I spent the weekend seeking out normal–an elusive concept I had proudly let go of. I watched movies I’ve watched before (that’s right, I watched movies), I roasted a chicken, sat by the pool. Last week was the sort that knocks everything askew–it was as if the tripod my worldview balances on lost a screw and now everything is crooked.

My work consists of saying the same things again and again to a constantly changing population of people who are suffering in a lot of the same ways. One of the things I say a lot, a lot, a lot is: Whatever trauma brought you here is not the last hit you’ll take. I can’t promise much, but I can promise this. Life will keep hitting out, you’ve got to figure out how you’re going to keep getting back up.

And so we get up and keep walking towards the things we must do–maybe we limp for a while, maybe the changes require us to tilt our heads so this different landscape makes sense.

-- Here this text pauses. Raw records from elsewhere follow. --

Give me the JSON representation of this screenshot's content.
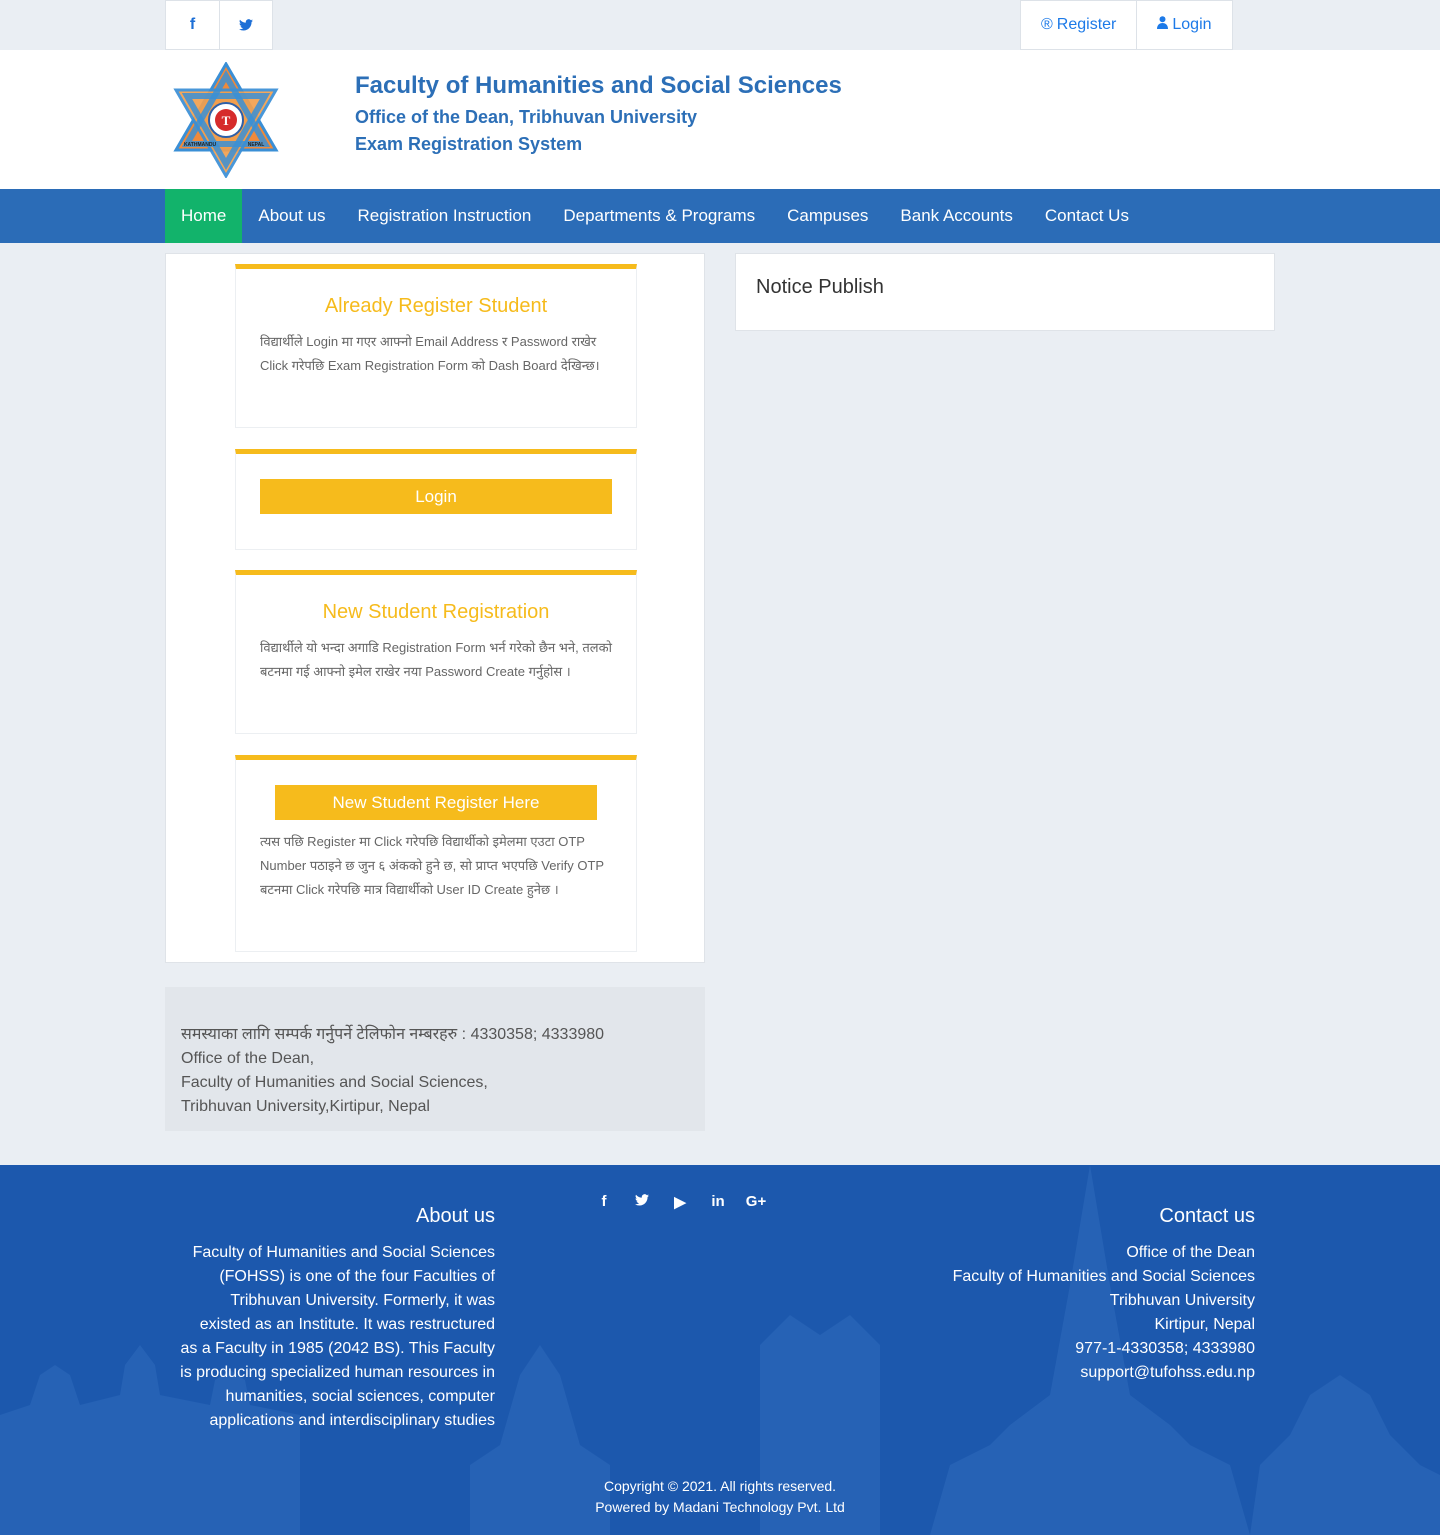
{
  "topbar": {
    "social": [
      {
        "name": "facebook-icon",
        "glyph": "f"
      },
      {
        "name": "twitter-icon",
        "glyph": "t"
      }
    ],
    "register_label": "Register",
    "register_icon": "®",
    "login_label": "Login",
    "login_icon": "user-icon"
  },
  "header": {
    "title": "Faculty of Humanities and Social Sciences",
    "subtitle1": "Office of the Dean, Tribhuvan University",
    "subtitle2": "Exam Registration System",
    "logo_texts": {
      "center": "T",
      "left": "KATHMANDU",
      "right": "NEPAL"
    }
  },
  "nav": {
    "items": [
      "Home",
      "About us",
      "Registration Instruction",
      "Departments & Programs",
      "Campuses",
      "Bank Accounts",
      "Contact Us"
    ],
    "active": "Home"
  },
  "cards": {
    "already": {
      "title": "Already Register Student",
      "text": "विद्यार्थीले Login मा गएर आफ्नो Email Address र Password राखेर Click गरेपछि Exam Registration Form को Dash Board देखिन्छ।"
    },
    "login_button": "Login",
    "new_student": {
      "title": "New Student Registration",
      "text": "विद्यार्थीले यो भन्दा अगाडि Registration Form भर्न गरेको छैन भने, तलको बटनमा गई आफ्नो इमेल राखेर नया Password Create गर्नुहोस ।"
    },
    "register_button": "New Student Register Here",
    "register_text": "त्यस पछि Register मा Click गरेपछि विद्यार्थीको इमेलमा एउटा OTP Number पठाइने छ जुन ६ अंकको हुने छ, सो प्राप्त भएपछि Verify OTP बटनमा Click गरेपछि मात्र विद्यार्थीको User ID Create हुनेछ ।"
  },
  "notice": {
    "title": "Notice Publish"
  },
  "contact_box": {
    "line1": "समस्याका लागि सम्पर्क गर्नुपर्ने टेलिफोन नम्बरहरु : 4330358; 4333980",
    "line2": "Office of the Dean,",
    "line3": "Faculty of Humanities and Social Sciences,",
    "line4": "Tribhuvan University,Kirtipur, Nepal"
  },
  "footer": {
    "about_title": "About us",
    "about_text": "Faculty of Humanities and Social Sciences (FOHSS) is one of the four Faculties of Tribhuvan University. Formerly, it was existed as an Institute. It was restructured as a Faculty in 1985 (2042 BS). This Faculty is producing specialized human resources in humanities, social sciences, computer applications and interdisciplinary studies",
    "social": [
      {
        "name": "facebook-icon",
        "glyph": "f"
      },
      {
        "name": "twitter-icon",
        "glyph": "t"
      },
      {
        "name": "youtube-icon",
        "glyph": "▶"
      },
      {
        "name": "linkedin-icon",
        "glyph": "in"
      },
      {
        "name": "google-plus-icon",
        "glyph": "G+"
      }
    ],
    "contact_title": "Contact us",
    "contact_lines": [
      "Office of the Dean",
      "Faculty of Humanities and Social Sciences",
      "Tribhuvan University",
      "Kirtipur, Nepal",
      "977-1-4330358; 4333980",
      "support@tufohss.edu.np"
    ],
    "copyright": "Copyright © 2021. All rights reserved.",
    "powered": "Powered by Madani Technology Pvt. Ltd"
  },
  "colors": {
    "brand_blue": "#2c6fb7",
    "nav_blue": "#2b6cb7",
    "active_green": "#12b36b",
    "accent_yellow": "#f6bb1c",
    "footer_blue": "#1c58ad"
  }
}
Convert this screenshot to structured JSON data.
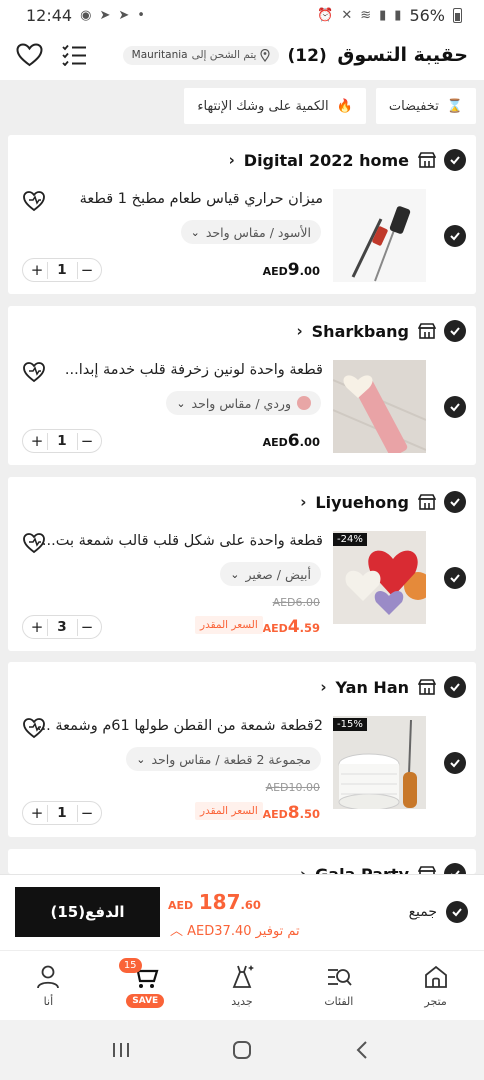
{
  "status": {
    "time": "12:44",
    "battery": "56%"
  },
  "header": {
    "title": "حقيبة التسوق",
    "count": "(12)",
    "shipping_prefix": "يتم الشحن إلى",
    "shipping_place": "Mauritania"
  },
  "chips": [
    {
      "label": "تخفيضات",
      "icon": "hourglass-icon"
    },
    {
      "label": "الكمية على وشك الإنتهاء",
      "icon": "flame-icon"
    }
  ],
  "stores": [
    {
      "name": "Digital 2022 home",
      "item": {
        "title": "ميزان حراري قياس طعام مطبخ 1 قطعة",
        "variant": "الأسود / مقاس واحد",
        "currency": "AED",
        "price_int": "9",
        "price_dec": ".00",
        "qty": "1"
      }
    },
    {
      "name": "Sharkbang",
      "item": {
        "title": "قطعة واحدة لونين زخرفة قلب خدمة إبدا...",
        "variant": "وردي / مقاس واحد",
        "currency": "AED",
        "price_int": "6",
        "price_dec": ".00",
        "qty": "1"
      }
    },
    {
      "name": "Liyuehong",
      "item": {
        "title": "قطعة واحدة على شكل قلب قالب شمعة بت...",
        "variant": "أبيض / صغير",
        "discount": "-24%",
        "old_price": "AED6.00",
        "est_tag": "السعر المقدر",
        "currency": "AED",
        "price_int": "4",
        "price_dec": ".59",
        "qty": "3"
      }
    },
    {
      "name": "Yan Han",
      "item": {
        "title": "2قطعة شمعة من القطن طولها 61م وشمعة ...",
        "variant": "مجموعة 2 قطعة / مقاس واحد",
        "discount": "-15%",
        "old_price": "AED10.00",
        "est_tag": "السعر المقدر",
        "currency": "AED",
        "price_int": "8",
        "price_dec": ".50",
        "qty": "1"
      }
    },
    {
      "name": "Gala Party"
    }
  ],
  "checkout": {
    "select_all": "جميع",
    "pay_label": "الدفع(15)",
    "total_currency": "AED",
    "total_int": "187",
    "total_dec": ".60",
    "save_text": "تم توفير AED37.40"
  },
  "nav": [
    {
      "label": "متجر",
      "icon": "home-icon"
    },
    {
      "label": "الفئات",
      "icon": "categories-icon"
    },
    {
      "label": "جديد",
      "icon": "new-dress-icon"
    },
    {
      "label": "",
      "icon": "cart-icon",
      "badge": "15",
      "tag": "SAVE"
    },
    {
      "label": "أنا",
      "icon": "person-icon"
    }
  ]
}
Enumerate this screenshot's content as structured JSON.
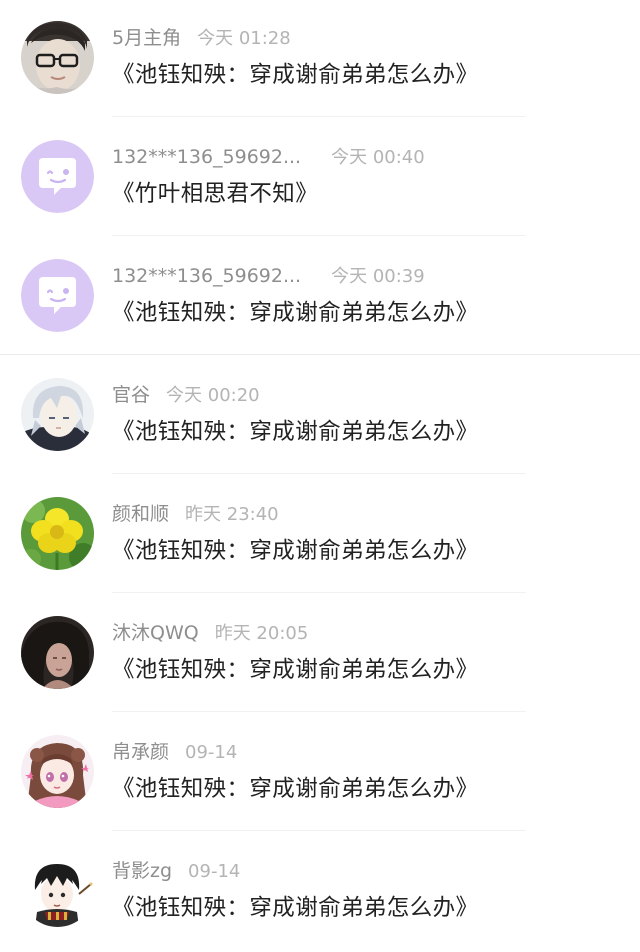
{
  "comments": [
    {
      "username": "5月主角",
      "time": "今天 01:28",
      "content": "《池钰知殃：穿成谢俞弟弟怎么办》",
      "avatar": "avatar-glasses-photo"
    },
    {
      "username": "132***136_59692...",
      "time": "今天 00:40",
      "content": "《竹叶相思君不知》",
      "avatar": "default-chat-bubble-avatar",
      "avatar_color": "#d9c8f5"
    },
    {
      "username": "132***136_59692...",
      "time": "今天 00:39",
      "content": "《池钰知殃：穿成谢俞弟弟怎么办》",
      "avatar": "default-chat-bubble-avatar",
      "avatar_color": "#d9c8f5"
    },
    {
      "username": "官谷",
      "time": "今天 00:20",
      "content": "《池钰知殃：穿成谢俞弟弟怎么办》",
      "avatar": "avatar-anime-silver-hair"
    },
    {
      "username": "颜和顺",
      "time": "昨天 23:40",
      "content": "《池钰知殃：穿成谢俞弟弟怎么办》",
      "avatar": "avatar-yellow-flower"
    },
    {
      "username": "沐沐QWQ",
      "time": "昨天 20:05",
      "content": "《池钰知殃：穿成谢俞弟弟怎么办》",
      "avatar": "avatar-dark-portrait"
    },
    {
      "username": "帛承颜",
      "time": "09-14",
      "content": "《池钰知殃：穿成谢俞弟弟怎么办》",
      "avatar": "avatar-anime-girl-pink"
    },
    {
      "username": "背影zg",
      "time": "09-14",
      "content": "《池钰知殃：穿成谢俞弟弟怎么办》",
      "avatar": "avatar-anime-boy-scarf"
    }
  ]
}
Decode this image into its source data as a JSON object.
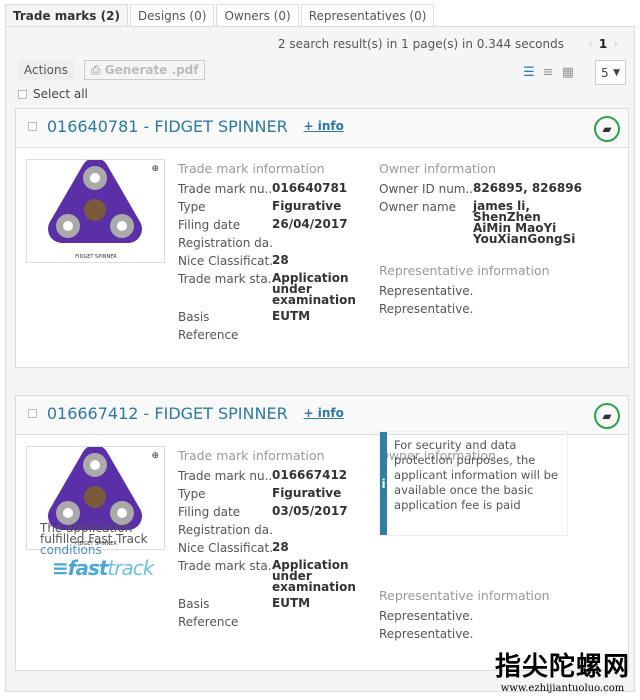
{
  "tabs": [
    {
      "label": "Trade marks (2)",
      "active": true
    },
    {
      "label": "Designs (0)"
    },
    {
      "label": "Owners (0)"
    },
    {
      "label": "Representatives (0)"
    }
  ],
  "toolbar": {
    "results": "2 search result(s) in 1 page(s) in 0.344 seconds",
    "page": "1",
    "actions": "Actions",
    "generate": "Generate .pdf",
    "per_page": "5",
    "select_all": "Select all",
    "view_icons": [
      "list-icon",
      "compact-list-icon",
      "grid-icon"
    ]
  },
  "labels": {
    "tm_info": "Trade mark information",
    "owner_info": "Owner information",
    "rep_info": "Representative information",
    "tm_number": "Trade mark nu...",
    "type": "Type",
    "filing": "Filing date",
    "registration": "Registration da...",
    "nice": "Nice Classificat...",
    "status": "Trade mark sta...",
    "basis": "Basis",
    "reference": "Reference",
    "owner_id": "Owner ID num...",
    "owner_name": "Owner name",
    "representative": "Representative...",
    "more_info": "+ info",
    "image_caption": "FIDGET SPINNER"
  },
  "cards": [
    {
      "title": "016640781 - FIDGET SPINNER",
      "number": "016640781",
      "type": "Figurative",
      "filing": "26/04/2017",
      "nice": "28",
      "status": "Application under examination",
      "basis": "EUTM",
      "owner_id": "826895, 826896",
      "owner_name": "james li, ShenZhen AiMin MaoYi YouXianGongSi"
    },
    {
      "title": "016667412 - FIDGET SPINNER",
      "number": "016667412",
      "type": "Figurative",
      "filing": "03/05/2017",
      "nice": "28",
      "status": "Application under examination",
      "basis": "EUTM",
      "notice": "For security and data protection purposes, the applicant information will be available once the basic application fee is paid",
      "fasttrack_text": "The application fulfilled Fast Track",
      "fasttrack_link": "conditions",
      "fasttrack_logo": "fast track"
    }
  ],
  "colors": {
    "link": "#2a79a8",
    "fold_ring": "#2aa54a",
    "notice_bar": "#2f7ea6"
  },
  "watermark": {
    "cn": "指尖陀螺网",
    "url": "www.ezhijiantuoluo.com"
  }
}
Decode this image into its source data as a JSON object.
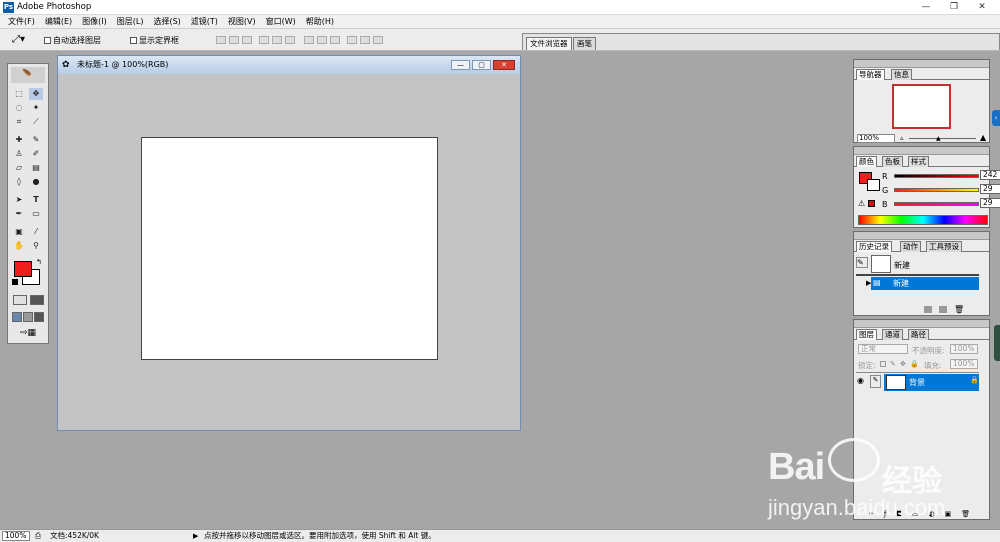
{
  "app": {
    "title": "Adobe Photoshop",
    "logo": "Ps"
  },
  "window_controls": {
    "minimize": "—",
    "restore": "❐",
    "close": "✕"
  },
  "menu": [
    "文件(F)",
    "编辑(E)",
    "图像(I)",
    "图层(L)",
    "选择(S)",
    "滤镜(T)",
    "视图(V)",
    "窗口(W)",
    "帮助(H)"
  ],
  "options": {
    "tool_icon": "move-tool-icon",
    "auto_select": "自动选择图层",
    "show_bounds": "显示定界框"
  },
  "top_tabs": {
    "file_browser": "文件浏览器",
    "brushes": "画笔"
  },
  "document": {
    "title": "未标题-1 @ 100%(RGB)"
  },
  "navigator": {
    "tab1": "导航器",
    "tab2": "信息",
    "zoom": "100%"
  },
  "color": {
    "tab1": "颜色",
    "tab2": "色板",
    "tab3": "样式",
    "r_label": "R",
    "g_label": "G",
    "b_label": "B",
    "r": "242",
    "g": "29",
    "b": "29",
    "foreground": "#f21d1d",
    "background": "#ffffff"
  },
  "history": {
    "tab1": "历史记录",
    "tab2": "动作",
    "tab3": "工具预设",
    "snapshot_label": "新建",
    "state_label": "新建"
  },
  "layers": {
    "tab1": "图层",
    "tab2": "通道",
    "tab3": "路径",
    "blend_mode": "正常",
    "opacity_label": "不透明度:",
    "opacity": "100%",
    "lock_label": "锁定:",
    "fill_label": "填充:",
    "fill": "100%",
    "layer_name": "背景"
  },
  "status": {
    "zoom": "100%",
    "doc_info": "文档:452K/0K",
    "hint": "点按并拖移以移动图层或选区。要用附加选项，使用 Shift 和 Alt 键。"
  },
  "watermark": {
    "brand_left": "Bai",
    "brand_right": "经验",
    "url": "jingyan.baidu.com"
  }
}
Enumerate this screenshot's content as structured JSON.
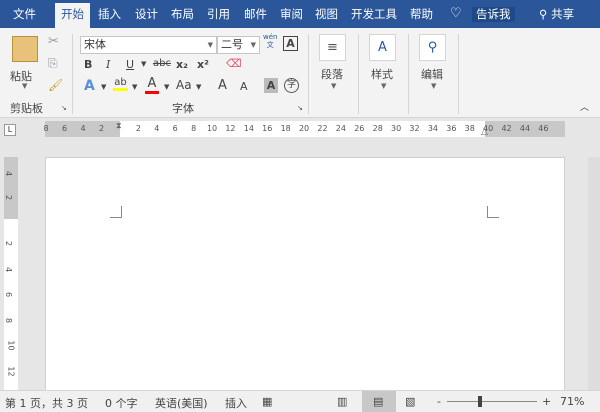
{
  "tabs": [
    "文件",
    "开始",
    "插入",
    "设计",
    "布局",
    "引用",
    "邮件",
    "审阅",
    "视图",
    "开发工具",
    "帮助"
  ],
  "tell_me": "告诉我",
  "share": "共享",
  "clipboard": {
    "paste": "粘贴",
    "label": "剪贴板"
  },
  "font": {
    "name": "宋体",
    "size": "二号",
    "label": "字体",
    "bold": "B",
    "italic": "I",
    "underline": "U",
    "strike": "abc",
    "sub": "x₂",
    "sup": "x²",
    "case": "Aa",
    "grow": "A",
    "shrink": "A",
    "phonetic": "wén\n文",
    "border_a": "A",
    "shade_a": "A",
    "circle": "字"
  },
  "paragraph": {
    "label": "段落"
  },
  "styles": {
    "label": "样式"
  },
  "editing": {
    "label": "编辑"
  },
  "ruler": {
    "left": [
      "8",
      "6",
      "4",
      "2"
    ],
    "right": [
      "2",
      "4",
      "6",
      "8",
      "10",
      "12",
      "14",
      "16",
      "18",
      "20",
      "22",
      "24",
      "26",
      "28",
      "30",
      "32",
      "34",
      "36",
      "38",
      "40",
      "42",
      "44",
      "46"
    ],
    "vertical_top": [
      "4",
      "2"
    ],
    "vertical": [
      "2",
      "4",
      "6",
      "8",
      "10",
      "12"
    ]
  },
  "status": {
    "page": "第 1 页，共 3 页",
    "words": "0 个字",
    "lang": "英语(美国)",
    "mode": "插入",
    "zoom": "71%"
  },
  "colors": {
    "accent": "#2b579a",
    "highlight": "#ffff00",
    "font_color": "#ff0000"
  }
}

To embrace this changing perspective, and the absolute absurdity of life, write a poem from the perspective of an inanimate object you can see from where you are right now. Check out Mirror by Sylvia Plath. It ain’t sunshine and roses. But know what? Neither am I.

4 thoughts on “Normal

  1. Precise black nibs, air-filled and
    separate, top jaw flopped wide
    I contain a gathering of long-sleeves
    along on a summer trip, the other
    shoes, embroidered vest, crinkled receipt.
    I await repacking for a multi-flight
    return; my teeth will perform their
    miracle against the odds
    and ends I hold while I totter and wheeze
    and glide and shudder when you shove me
    in that overhead bin. But I will not
    be the one flung in the belly below, so there,
    bigger bag, so there.

    • seemareza

      Mary–this is amazing!

      • Hi Seema, thank you for the inspiration! My friend Carl suggested I consider shaping the poem, and the idea infested me during hours of travel. Here’s another version. I don’t write lined poetry often. This particular challenge pushed me toward different choices. But I also held fast to certain moments in the original. Readings and comments by Ellen Bass during Writers at Work got all kinds of poetry energy flowing for me.–Mary


        My precise black tines comb empty air
        flat jaw flopping floorward
        mine are the long sleeves brought on a
        summer trip, embroidered
        vest, birthday cards, receipts, the other
        shoes. My tiny hooks yield
        one by one–corps de ballet–and make
        a miracle against the odds
        and ends I hold as I glide, stand, topple
        and shudder at your shove
        into the rank bin overhead. But I will not
        be the one that’s flung on a
        belt towards a crushing, freezing pit. So
        there, bigger bag, so there.

    • Elizabeth Fetter

      Love your spirit of adventure in producing this “extraordinary out of the ordinary” poem. Your attention to detail with what you learned from Ellen Bass in your blog is incredible. I did not get half of that, so learned and relearned from you.